Una ilusión política alumbra a Alberto Fernández de cara a esta semana compleja que se inicia y que tendrá todos los focos sobre la Cámara de Diputados, donde el presidente se juega la primera batalla legislativa en busca de la aprobación del acuerdo para refinanciar la deuda con el Fondo Monetario Internacional (FMI): el nacimiento del albertismo.

Alberto Fernández es el presidente de la Nación y eso de por sí lo ubica como un líder. Pero no es un jefe político; es un jefe de gobierno, su terreno de acción es el de la burocracia. 

Durante la campaña de 2019, luego de la rareza única de que la número dos en el binomio del Frente de Todos, Cristina Kirchner, lo ungiera como número uno de la fórmula a través de un tuit, el actual jefe del Estado acumuló caudal político e incluso lo engordó en los primeros tiempos de gobierno. 

El mayor apoyo de la población lo tuvo al principio de la pandemia, cuando con la gente encerrada en sus casas sus discursos servían para contener a una población asustada y el gobierno diseñaba medidas virtuosas, como el IFE, que generaban alivio a los sectores sociales que se quedaron sin ingresos por la cuarentena.

Después, se sabe, pasaron cosas. La cuarentena que todos apoyaban entró en discusión, se estiró el cierre de las escuelas, se cortaron ayudas estatales a pesar del avance constante de la pobreza, y el plan de vacunación –que en realidad era una política virtuosa– comenzó con un escándalo: el del vacunatorio vip. La foto que reveló que el presidente participó de una frívola fiesta de cumpleaños en la residencia de Olivos al mismo tiempo que le mandaba la policía a runners y surfers que salían de sus casas terminó de quebrar lo que en algún momento fue un idilio.

A partir de ese momento, el presidente protagonizó una sucesión de errores y traspiés que se cristalizaron en la derrota electoral del año pasado. Y quedó a la sombra de Cristina, la accionista mayoritaria del ahora resquebrajado Frente de Todos, que usó su poder de veto y condicionó cada movida política de Alberto. Hasta ahora.

La resistencia del kirchnerismo de paladar negro al acuerdo con el FMI –con la renuncia de Máximo Kirchner a la presidencia del bloque oficialista de diputados y el silencio de Cristina– no es inocua. Complica, sin dudas, obtener el consenso para el proyecto que el gobierno obtenga media sanción esta misma semana. Pero esta vez el jefe del Estado siguió adelante, redobló la apuesta, más allá de los intentos por congraciarse durante el discurso de apertura de las sesiones ordinarias del Congreso: nombró nuevo presidente de bloque –el rossista rosarino Germán Martínez–, negoció cambios en el proyecto con la oposición y lo envió a la Cámara de Diputados, donde parece encaminarse la aprobación al menos en general del mismo.

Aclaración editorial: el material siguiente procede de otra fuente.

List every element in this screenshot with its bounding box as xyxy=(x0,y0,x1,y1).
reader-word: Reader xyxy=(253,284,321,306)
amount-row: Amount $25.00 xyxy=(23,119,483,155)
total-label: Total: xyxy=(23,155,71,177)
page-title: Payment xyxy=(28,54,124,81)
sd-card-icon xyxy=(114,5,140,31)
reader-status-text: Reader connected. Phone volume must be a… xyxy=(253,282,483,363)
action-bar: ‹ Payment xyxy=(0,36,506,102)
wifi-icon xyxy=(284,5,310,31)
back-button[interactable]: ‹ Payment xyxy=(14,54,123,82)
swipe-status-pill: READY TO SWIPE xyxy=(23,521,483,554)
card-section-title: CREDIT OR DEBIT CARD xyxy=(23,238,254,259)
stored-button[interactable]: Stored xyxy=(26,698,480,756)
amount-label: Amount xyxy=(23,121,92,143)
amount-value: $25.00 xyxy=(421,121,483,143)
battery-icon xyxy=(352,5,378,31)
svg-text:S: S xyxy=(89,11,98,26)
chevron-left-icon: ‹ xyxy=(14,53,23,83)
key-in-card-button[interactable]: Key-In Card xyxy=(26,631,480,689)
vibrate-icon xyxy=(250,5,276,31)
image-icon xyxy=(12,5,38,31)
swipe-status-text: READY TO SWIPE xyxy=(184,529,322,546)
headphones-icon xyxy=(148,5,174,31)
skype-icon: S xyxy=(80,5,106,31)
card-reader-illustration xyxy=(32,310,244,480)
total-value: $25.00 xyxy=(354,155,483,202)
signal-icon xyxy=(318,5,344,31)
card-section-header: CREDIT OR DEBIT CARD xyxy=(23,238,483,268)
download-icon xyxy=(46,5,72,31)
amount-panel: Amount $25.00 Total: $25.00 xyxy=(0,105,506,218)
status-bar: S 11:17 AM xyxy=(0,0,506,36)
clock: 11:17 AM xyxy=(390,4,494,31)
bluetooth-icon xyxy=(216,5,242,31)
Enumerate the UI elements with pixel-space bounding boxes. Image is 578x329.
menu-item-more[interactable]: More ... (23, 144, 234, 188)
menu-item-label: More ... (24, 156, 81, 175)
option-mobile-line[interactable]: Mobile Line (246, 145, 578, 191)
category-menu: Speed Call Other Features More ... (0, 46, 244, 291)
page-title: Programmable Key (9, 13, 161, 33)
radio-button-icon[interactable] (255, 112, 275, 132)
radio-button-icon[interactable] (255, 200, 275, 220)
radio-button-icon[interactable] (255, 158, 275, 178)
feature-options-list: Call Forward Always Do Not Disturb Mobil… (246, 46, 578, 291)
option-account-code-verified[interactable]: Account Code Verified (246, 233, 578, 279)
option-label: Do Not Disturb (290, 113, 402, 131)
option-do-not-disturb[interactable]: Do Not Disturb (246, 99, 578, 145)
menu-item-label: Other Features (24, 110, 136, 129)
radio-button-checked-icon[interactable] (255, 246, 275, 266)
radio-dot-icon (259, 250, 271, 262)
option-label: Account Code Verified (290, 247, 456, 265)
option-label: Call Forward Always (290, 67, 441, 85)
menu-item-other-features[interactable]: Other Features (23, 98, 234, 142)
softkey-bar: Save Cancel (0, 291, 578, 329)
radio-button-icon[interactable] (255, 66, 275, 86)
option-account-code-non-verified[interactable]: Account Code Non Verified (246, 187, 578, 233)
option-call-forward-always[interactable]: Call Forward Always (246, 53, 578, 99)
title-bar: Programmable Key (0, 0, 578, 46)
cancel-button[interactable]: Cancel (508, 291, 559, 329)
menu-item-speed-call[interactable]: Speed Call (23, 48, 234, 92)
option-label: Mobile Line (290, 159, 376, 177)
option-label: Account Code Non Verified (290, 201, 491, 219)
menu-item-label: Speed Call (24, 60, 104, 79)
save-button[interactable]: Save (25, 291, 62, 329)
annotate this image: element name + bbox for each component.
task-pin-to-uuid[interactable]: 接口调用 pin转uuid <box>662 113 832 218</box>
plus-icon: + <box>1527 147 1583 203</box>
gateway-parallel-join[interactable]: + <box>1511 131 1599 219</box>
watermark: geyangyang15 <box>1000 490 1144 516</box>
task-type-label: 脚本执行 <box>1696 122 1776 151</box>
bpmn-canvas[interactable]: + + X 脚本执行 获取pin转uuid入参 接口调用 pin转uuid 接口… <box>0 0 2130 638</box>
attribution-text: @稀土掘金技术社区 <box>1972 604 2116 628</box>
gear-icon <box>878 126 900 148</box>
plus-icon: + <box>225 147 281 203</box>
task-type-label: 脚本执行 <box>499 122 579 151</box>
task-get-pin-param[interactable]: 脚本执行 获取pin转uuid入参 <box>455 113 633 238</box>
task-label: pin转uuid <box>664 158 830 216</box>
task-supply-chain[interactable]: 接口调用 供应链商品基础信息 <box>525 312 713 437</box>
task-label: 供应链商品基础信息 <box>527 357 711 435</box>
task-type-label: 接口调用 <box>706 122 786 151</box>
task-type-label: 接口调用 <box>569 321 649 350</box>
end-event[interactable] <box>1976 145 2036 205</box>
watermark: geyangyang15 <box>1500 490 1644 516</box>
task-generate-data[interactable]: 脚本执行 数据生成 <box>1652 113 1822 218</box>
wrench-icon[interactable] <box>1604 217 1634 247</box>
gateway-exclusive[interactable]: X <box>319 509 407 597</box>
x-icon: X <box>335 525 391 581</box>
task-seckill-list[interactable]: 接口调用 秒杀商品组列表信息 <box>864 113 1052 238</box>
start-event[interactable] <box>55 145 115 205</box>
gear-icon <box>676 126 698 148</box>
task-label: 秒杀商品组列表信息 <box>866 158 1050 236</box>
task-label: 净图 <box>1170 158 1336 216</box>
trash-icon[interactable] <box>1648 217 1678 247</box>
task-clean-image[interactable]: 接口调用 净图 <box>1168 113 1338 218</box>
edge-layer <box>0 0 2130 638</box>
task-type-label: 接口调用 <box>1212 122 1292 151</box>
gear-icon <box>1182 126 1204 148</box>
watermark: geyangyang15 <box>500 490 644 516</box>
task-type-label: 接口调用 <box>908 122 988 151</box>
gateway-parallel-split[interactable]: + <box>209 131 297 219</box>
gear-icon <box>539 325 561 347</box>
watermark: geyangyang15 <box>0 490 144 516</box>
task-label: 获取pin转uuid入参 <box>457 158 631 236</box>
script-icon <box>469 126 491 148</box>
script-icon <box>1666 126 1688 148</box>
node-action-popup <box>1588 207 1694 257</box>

¿Quiere decir esto que Alberto dejó de ser “Albertítere”, como lo ridiculizaba la oposición por la influencia de Cristina en sus decisiones?

En todo caso, significa que, a pesar de que el cristinismo maneja enormes porciones del poder del Estado, como ministerios y organismos con presupuestos millonarios como el Pami y la Ansés, hay áreas en las que decisiones son de exclusiva competencia del presidente, y eso no es nada menor. Pues puede definir, como en este caso, un acuerdo y un programa económico que signarán los próximos años de la Argentina.

Cristina Kirchner –con Máximo como alfil– le habla a su tribuna y deja el terreno preparado para despegarse y cargar los costos sobre Alberto, como lo hizo el año pasado, de una eventual derrota del peronismo en las elecciones presidenciales del año que viene. Gobernar es otra cosa.

Alberto cree que convertirse en el presidente que evitó el default es algo a capitalizar políticamente. Necesita que el acuerdo con el FMI sea aprobado para eso y porque si no es así su gobierno entraría en una crisis institucional difícil de sobrellevar. Cuenta a su favor con que la oposición, que aspira a ser oficialismo a fin de 2023, también considera que el default sería una tragedia y a la vez no puede negar su responsabilidad en el astronómico endeudamiento que dejó Mauricio Macri. 

Luego de este paso, poner en agenda que puede ser reelecto será imperioso para el presidente: solo así podrá sostener iniciativa y evitar que se licúe su poder. Mantener la ilusión de un albertismo que en realidad no termina de nacer no tiene otro sentido que ese.